Para ampliar este índice, a gestão informa que está sendo implantada uma nova ciclovia entre o bairro do Socorro e o distrito de César de Souza, passando pelas avenidas João XXIII e Vereador Narciso Yague Guimarães. Além disso, observa que estão sendo realizados estudos para a implantação de mais 30 quilômetros de ciclovias, dentro dos projetos de mobilidade urbana para o desenvolvimento da região leste da cidade, o projeto Viva Mogi.
As estruturas, previstas para ser implementadas durante as obras e os projetos de intervenções para mobilidade urbana, como enfatiza a gestão, deverão passar por novos estudos a serem realizados por empresa especializada com o objetivo de maximizar a eficiência das estruturas com base nas necessidades do município.
A Mobilidade Urbana detalha que Mogi das Cruzes busca recursos federais para a revisão do Plano de Mobilidade Urbana, que traz diretrizes para toda a mobilidade do município, e para a elaboração do Plano Cicloviário do município.
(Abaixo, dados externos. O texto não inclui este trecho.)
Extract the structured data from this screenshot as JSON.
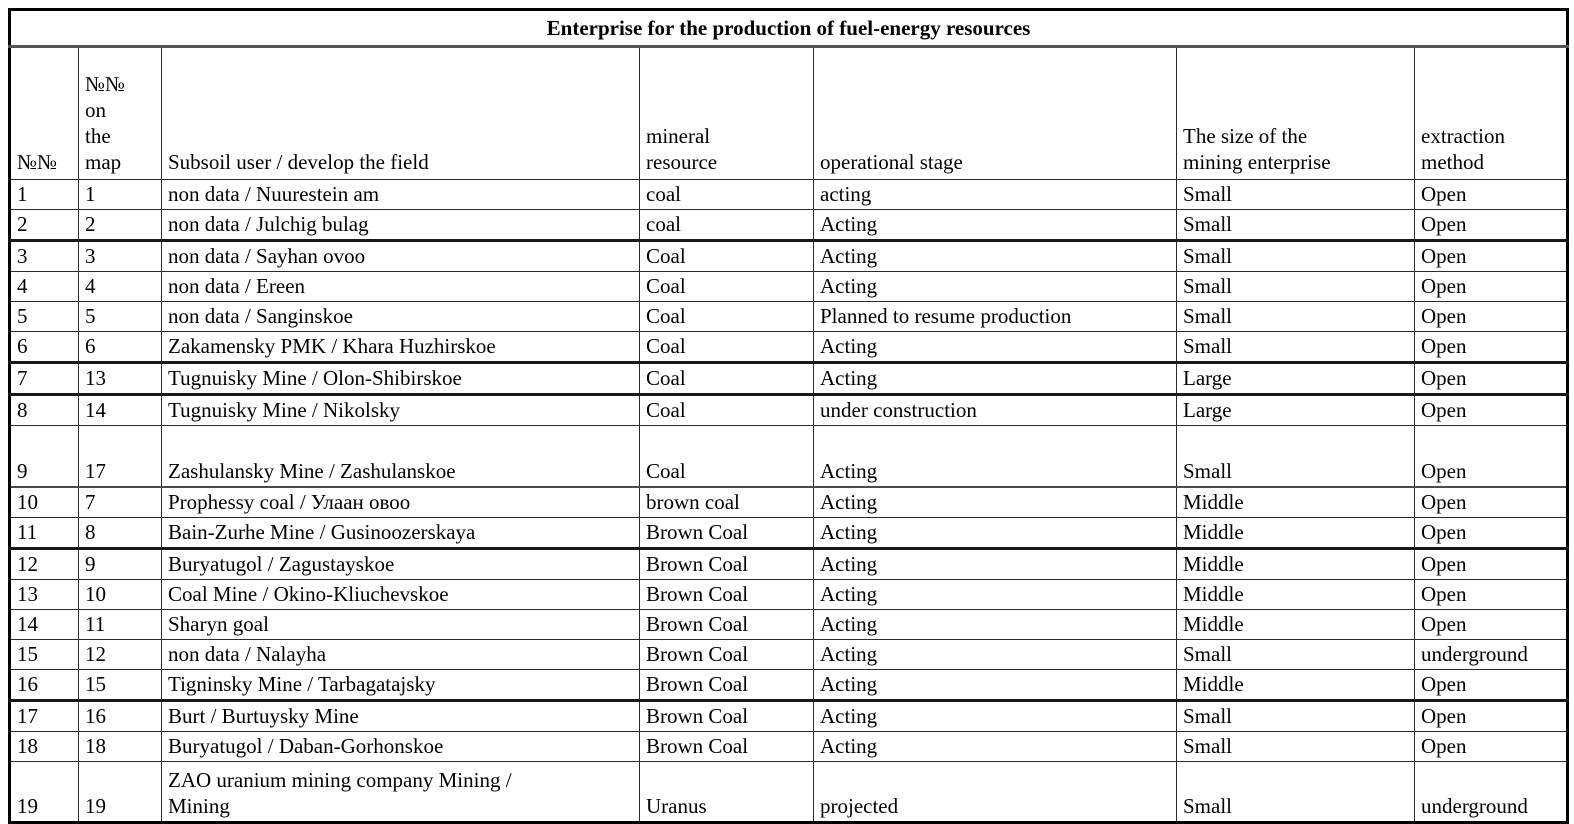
{
  "table": {
    "title": "Enterprise for the production of fuel-energy resources",
    "columns": [
      {
        "key": "num",
        "label": "№№"
      },
      {
        "key": "map",
        "label": "№№\non\nthe\nmap"
      },
      {
        "key": "user",
        "label": "Subsoil user / develop the field"
      },
      {
        "key": "mineral",
        "label": "mineral\nresource"
      },
      {
        "key": "stage",
        "label": "operational stage"
      },
      {
        "key": "size",
        "label": "The size of the\nmining enterprise"
      },
      {
        "key": "method",
        "label": "extraction\nmethod"
      }
    ],
    "rows": [
      {
        "num": "1",
        "map": "1",
        "user": "non data / Nuurestein am",
        "mineral": "coal",
        "stage": "acting",
        "size": "Small",
        "method": "Open",
        "tall": false,
        "divider": "thin"
      },
      {
        "num": "2",
        "map": "2",
        "user": "non data / Julchig bulag",
        "mineral": "coal",
        "stage": "Acting",
        "size": "Small",
        "method": "Open",
        "tall": false,
        "divider": "thick"
      },
      {
        "num": "3",
        "map": "3",
        "user": "non data / Sayhan ovoo",
        "mineral": "Coal",
        "stage": "Acting",
        "size": "Small",
        "method": "Open",
        "tall": false,
        "divider": "thin"
      },
      {
        "num": "4",
        "map": "4",
        "user": "non data / Ereen",
        "mineral": "Coal",
        "stage": "Acting",
        "size": "Small",
        "method": "Open",
        "tall": false,
        "divider": "thin"
      },
      {
        "num": "5",
        "map": "5",
        "user": "non data / Sanginskoe",
        "mineral": "Coal",
        "stage": "Planned to resume production",
        "size": "Small",
        "method": "Open",
        "tall": false,
        "divider": "thin"
      },
      {
        "num": "6",
        "map": "6",
        "user": "Zakamensky PMK / Khara Huzhirskoe",
        "mineral": "Coal",
        "stage": "Acting",
        "size": "Small",
        "method": "Open",
        "tall": false,
        "divider": "thick"
      },
      {
        "num": "7",
        "map": "13",
        "user": "Tugnuisky Mine / Olon-Shibirskoe",
        "mineral": "Coal",
        "stage": "Acting",
        "size": "Large",
        "method": "Open",
        "tall": false,
        "divider": "thick"
      },
      {
        "num": "8",
        "map": "14",
        "user": "Tugnuisky Mine / Nikolsky",
        "mineral": "Coal",
        "stage": "under construction",
        "size": "Large",
        "method": "Open",
        "tall": false,
        "divider": "thin"
      },
      {
        "num": "9",
        "map": "17",
        "user": "Zashulansky Mine / Zashulanskoe",
        "mineral": "Coal",
        "stage": "Acting",
        "size": "Small",
        "method": "Open",
        "tall": true,
        "divider": "medium"
      },
      {
        "num": "10",
        "map": "7",
        "user": "Prophessy coal /  Улаан овоо",
        "mineral": "brown coal",
        "stage": "Acting",
        "size": "Middle",
        "method": "Open",
        "tall": false,
        "divider": "thin"
      },
      {
        "num": "11",
        "map": "8",
        "user": "Bain-Zurhe Mine / Gusinoozerskaya",
        "mineral": "Brown Coal",
        "stage": "Acting",
        "size": "Middle",
        "method": "Open",
        "tall": false,
        "divider": "thick"
      },
      {
        "num": "12",
        "map": "9",
        "user": "Buryatugol / Zagustayskoe",
        "mineral": "Brown Coal",
        "stage": "Acting",
        "size": "Middle",
        "method": "Open",
        "tall": false,
        "divider": "thin"
      },
      {
        "num": "13",
        "map": "10",
        "user": "Coal Mine / Okino-Kliuchevskoe",
        "mineral": "Brown Coal",
        "stage": "Acting",
        "size": "Middle",
        "method": "Open",
        "tall": false,
        "divider": "thin"
      },
      {
        "num": "14",
        "map": "11",
        "user": "Sharyn goal",
        "mineral": "Brown Coal",
        "stage": "Acting",
        "size": "Middle",
        "method": "Open",
        "tall": false,
        "divider": "thin"
      },
      {
        "num": "15",
        "map": "12",
        "user": "non data / Nalayha",
        "mineral": "Brown Coal",
        "stage": "Acting",
        "size": "Small",
        "method": "underground",
        "tall": false,
        "divider": "thin"
      },
      {
        "num": "16",
        "map": "15",
        "user": "Tigninsky Mine / Tarbagatajsky",
        "mineral": "Brown Coal",
        "stage": "Acting",
        "size": "Middle",
        "method": "Open",
        "tall": false,
        "divider": "thick"
      },
      {
        "num": "17",
        "map": "16",
        "user": "Burt / Burtuysky Mine",
        "mineral": "Brown Coal",
        "stage": "Acting",
        "size": "Small",
        "method": "Open",
        "tall": false,
        "divider": "thin"
      },
      {
        "num": "18",
        "map": "18",
        "user": "Buryatugol / Daban-Gorhonskoe",
        "mineral": "Brown Coal",
        "stage": "Acting",
        "size": "Small",
        "method": "Open",
        "tall": false,
        "divider": "thin"
      },
      {
        "num": "19",
        "map": "19",
        "user": "ZAO uranium mining company Mining /\nMining",
        "mineral": "Uranus",
        "stage": "projected",
        "size": "Small",
        "method": "underground",
        "tall": true,
        "divider": "thin"
      }
    ]
  },
  "colors": {
    "background": "#ffffff",
    "text": "#000000",
    "grid_border": "#2a2a2a",
    "outer_border": "#000000"
  }
}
Este estudo será específico para o transporte cicloviário e deverá trazer informações e subsídios para que possam ser adotadas novas medidas e intervenções, garantindo a funcionalidade do sistema e melhores condições para o trânsito com bicicletas.
Conscientização
A gestão municipal lembra ainda que qualquer ação voltada à segurança viária somente terá eficácia com a conscientização de todos sobre a necessidade de convivência harmoniosa no trânsito. Este é o tema do Maio Amarelo deste ano (“Juntos Salvamos Vidas”).
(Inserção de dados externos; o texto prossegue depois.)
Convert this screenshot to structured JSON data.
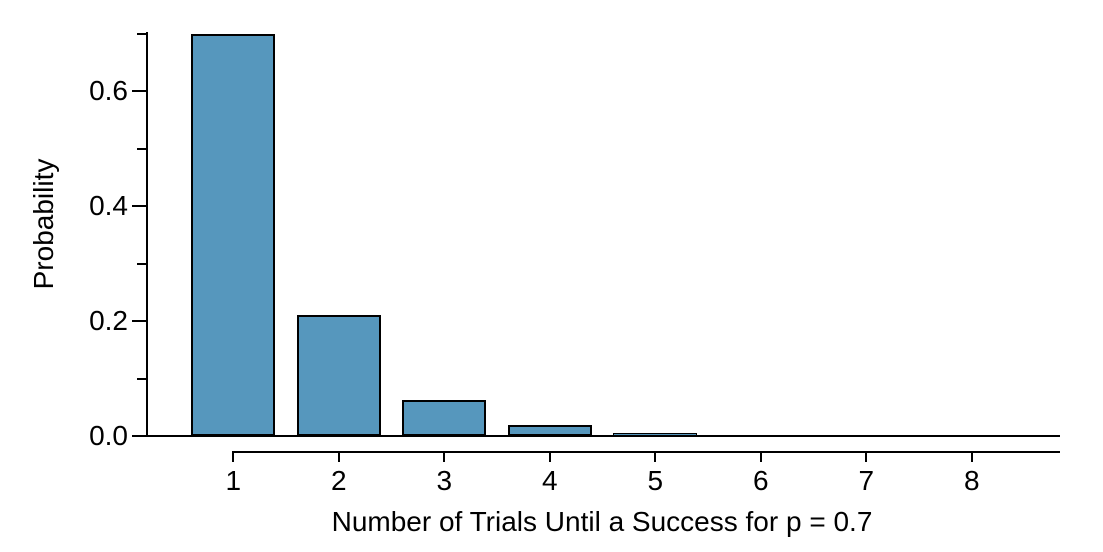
{
  "chart_data": {
    "type": "bar",
    "title": "",
    "xlabel": "Number of Trials Until a Success for p = 0.7",
    "ylabel": "Probability",
    "categories": [
      1,
      2,
      3,
      4,
      5,
      6,
      7,
      8
    ],
    "values": [
      0.7,
      0.21,
      0.063,
      0.0189,
      0.00567,
      0.0017,
      0.00051,
      0.00015
    ],
    "x_tick_labels": [
      "1",
      "2",
      "3",
      "4",
      "5",
      "6",
      "7",
      "8"
    ],
    "y_major_ticks": [
      0.0,
      0.2,
      0.4,
      0.6
    ],
    "y_major_tick_labels": [
      "0.0",
      "0.2",
      "0.4",
      "0.6"
    ],
    "y_minor_ticks": [
      0.1,
      0.3,
      0.5,
      0.7
    ],
    "ylim": [
      0,
      0.7
    ],
    "grid": false,
    "legend_position": "none",
    "colors": {
      "bar_fill": "#5697bd",
      "bar_border": "#000000",
      "axis": "#000000",
      "text": "#000000",
      "background": "#ffffff"
    }
  }
}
Para isso, observa que a pasta de Mobilidade vem desenvolvendo, durante todo o ano, uma série de ações voltadas à Educação para o Trânsito, que envolvem distribuição de materiais informativos, palestras e ações com grupos específicos (inclusive motoristas do transporte coletivo e ciclistas) e atividades com crianças, como a Escola Mirim de Trânsito e concurso voltado aos alunos das redes pública e particular. “O tema deste ano, aliás, é “Vá de Bike com Segurança”, que aborda questões voltadas à segurança dos ciclistas com estudantes das redes municipal, estadual e particular”, reforça.